Metro Dedicates $50 Million for Zero Emission Truck Program


Above: Hahn at the 2019 Advanced Clean Transportation Expo 

Los Angeles, CA– Today, the Metro Board of Directors unanimously approved a motion by Supervisor Janice Hahn and co-authored by Whittier Councilmember Fernando Dutra to set aside $50 million to fund a program to replace dirty diesel trucks using the 710 freeway with clean, zero-emissions trucks.

“The 710 is the main goods movement corridor to and from our ports. Our regional and national economy rely on it– but it’s the neighborhoods that I represent along the 710 who are paying the price with dirty, polluted air,” said Supervisor Janice Hahn. “I see a future where every single truck on the 710 is a Zero Emissions truck, and today we are making down payment on that future.”

The motion approved by the Metro Board of Directors today sets aside $50 million of Measure R funding as “seed funding” for a 710 South Clean Truck Program. The program will be developed in collaboration with communities along the 710, Metro’s goods movement partners, labor, the ports of Los Angeles and Long Beach, and agencies including the AQMD to accelerate the transition away from cancer-causing diesel trucks to clean zero emissions trucks and charging infrastructure.

Hahn aims to position Metro’s 710 South Clean Truck Program to make sure it is eligible for new funding from both the State and the Federal government with the possible passage of President Biden’s infrastructure bill.

“The cities and residents along the I-710 corridor have waited for action for decades,” said Metro Board Member Fernando Dutra.  “Today’s historic investment is an important first step and down payment for the health and workforce needs of our Gateway Cities residents.  This is particularly significant given the move to 24/7 operations at the nation’s largest port complex, and the growth in goods movement in our region. We look forward to working with our federal, state, and community partners to secure our fair share of the new funding to make zero emissions trucks a reality and bring high-quality good paying jobs to our community.”

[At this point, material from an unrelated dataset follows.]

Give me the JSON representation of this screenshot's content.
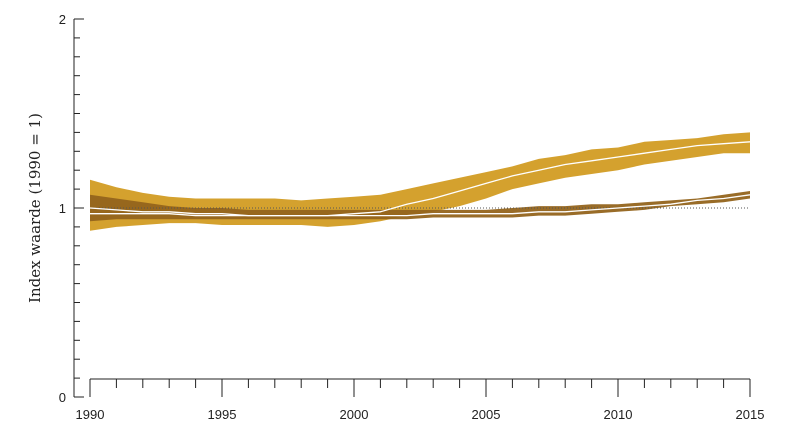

Hahn pushed back on the argument that the technology isn’t available.  She pointed to the US Department of Energy’s National Renewable Energy Laboratory September 2021 report which forecasts the total cost of ownership for Zero Emissions trucks could be competitive with diesel trucks in just 3 years.

“Zero emissions truck technology does exist, and it is already nearly cost competitive,” continued Hahn. “LA Metro should lead the way on this, and this is a start.”